Soziale Medien als Risiko für Unternehmen? Als Erstes fallen mir Fälle ein, in denen Unternehmen kritische Posts gelöscht haben, anstatt konstruktiv auf die Kritik einzugehen. Das Risiko? Der daraus resultierende Imageschaden. Aber ist das wirklich ein Risiko, das für den Risikobericht relevant ist? Beim Pharmakonzern Merck ist es das offenbar.
Warum lohnt es sich, darüber zu berichten? Ein solches Risiko ist mir bisher bei keinem großen börsennotierten Unternehmen aufgefallen. Gerade bei einigen innovativen Geschäftsmodellen könnte sich ein Imageschaden durch Social Media messbar auf den Umsatz auswirken. Nach meiner Einschätzung auch messbarer als bei Merck. Was mich wundert? Merck wurde 2018 mit dem Life Science Industry Award® für den besten Einsatz von Social Media ausgezeichnet.

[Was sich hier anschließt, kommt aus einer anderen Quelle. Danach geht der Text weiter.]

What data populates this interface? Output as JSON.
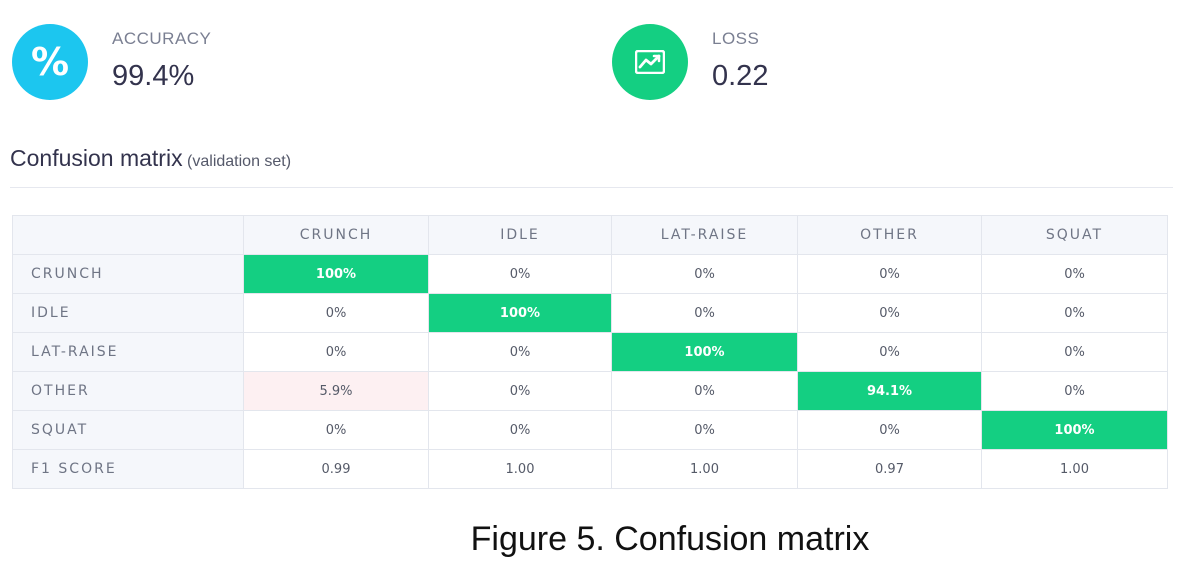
{
  "metrics": {
    "accuracy": {
      "label": "ACCURACY",
      "value": "99.4%",
      "icon": "percent-icon",
      "color": "#1cc6ef"
    },
    "loss": {
      "label": "LOSS",
      "value": "0.22",
      "icon": "chart-trend-icon",
      "color": "#14cf82"
    }
  },
  "confusion": {
    "title": "Confusion matrix",
    "subtitle": "(validation set)",
    "columns": [
      "CRUNCH",
      "IDLE",
      "LAT-RAISE",
      "OTHER",
      "SQUAT"
    ],
    "rows": [
      {
        "label": "CRUNCH",
        "cells": [
          "100%",
          "0%",
          "0%",
          "0%",
          "0%"
        ]
      },
      {
        "label": "IDLE",
        "cells": [
          "0%",
          "100%",
          "0%",
          "0%",
          "0%"
        ]
      },
      {
        "label": "LAT-RAISE",
        "cells": [
          "0%",
          "0%",
          "100%",
          "0%",
          "0%"
        ]
      },
      {
        "label": "OTHER",
        "cells": [
          "5.9%",
          "0%",
          "0%",
          "94.1%",
          "0%"
        ]
      },
      {
        "label": "SQUAT",
        "cells": [
          "0%",
          "0%",
          "0%",
          "0%",
          "100%"
        ]
      }
    ],
    "f1": {
      "label": "F1 SCORE",
      "cells": [
        "0.99",
        "1.00",
        "1.00",
        "0.97",
        "1.00"
      ]
    },
    "highlight_color": "#14cf82",
    "error_color": "#fdf0f2"
  },
  "caption": "Figure 5. Confusion matrix"
}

Welche Risiken Merck bei der Nutzung sozialer Medien sieht
Risiken aus der Nutzung sozialer Medien werden erstmals im Geschäftsbericht 2017 als separates Risiko ausgewiesen. Im Risikobericht (Geschäftsbericht 2023, S. 99) legt Merck dazu die folgenden Informationen offen:
„Wir und unsere Mitarbeiter sind auf zahlreichen sozialen Medien aktiv. Eine konsistente und mit rechtlichen sowie regulatorischen Anforderungen im Einklang stehende Nutzung dieser Plattformen und der damit verbundenen Inhalte ist unter anderem für die Steigerung unserer Markenbekanntheit bedeutend. Wir treffen alle notwendigen Vorkehrungen und haben Prozesse implementiert, um das Bewusstsein für den richtigen Umgang mit sozialen Medien sowie die aktive Kontrolle unserer Veröffentlichungen und Mitteilungen zu gewährleisten.

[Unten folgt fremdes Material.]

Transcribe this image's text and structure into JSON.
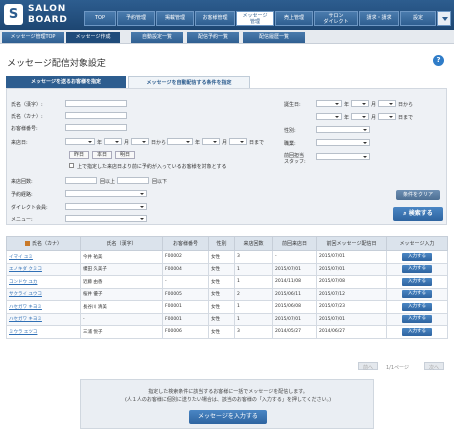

Dennoch ist es möglich, dass sich beispielsweise aus öffentlich geführten Dialogen in sozialen Medien Reputationsrisiken ergeben. Auf der qualitativen Bewertungsskala stufen wir dies daher als ein erhebliches Risiko ein.“
Mein erster Gedanke? Dieser Text könnte in fast jedem Risikobericht stehen. Die Nutzung Sozialer Medien ist heute so selbstverständlich wie das morgendliche Einchecken in der Konzernzentrale. Der Fließtext enthält weder unternehmens- noch branchenspezifische Informationen.
Eine kurze Einschätzung
Was mir fehlt? Ganz klar: Der Bezug zum Unternehmen oder zur Branche. So finde ich die Informationen nicht aussagekräftig. Mindestens genauso wichtig, aber leider auch nicht Teil des Textes: Wie geht Merck mit diesem Risiko um? Welche vorbeugenden Maßnahmen werden ergriffen? Also zum Beispiel Mitarbeiterschulungen, Sensibilisierung für Reputationsrisiken oder ähnliches: Um dem Leser wirklich einen Mehrwert zu bieten, sollte der Text nicht beliebig austauschbar sein.
Offensichtlich scheint Merck bei der Nutzung von Sozialen Medien auf dem richtigen Weg zu sein. Denn 2018 wurde der Pharmakonzern für den besten Einsatz von Sozialen Medien ausgezeichnet. Das ist zwar schon ein paar Jahre her, aber sicherlich gibt es entsprechende Präventionsmaßnahmen, um die Risiken aus der Nutzung von Social Media zu reduzieren. Schließlich wird im Risikobericht seit vielen Jahren darüber berichtet.
Um das Vertrauen der Anleger zu stärken, sind nicht nur transparente, sondern auch aussagekräftige Informationen im Risikobericht hilfreich. Ein weiteres Risiko. Aber mal ehrlich: Die Benennung der einzelnen Risiken ist bei Merck schon sehr detailliert, finde ich.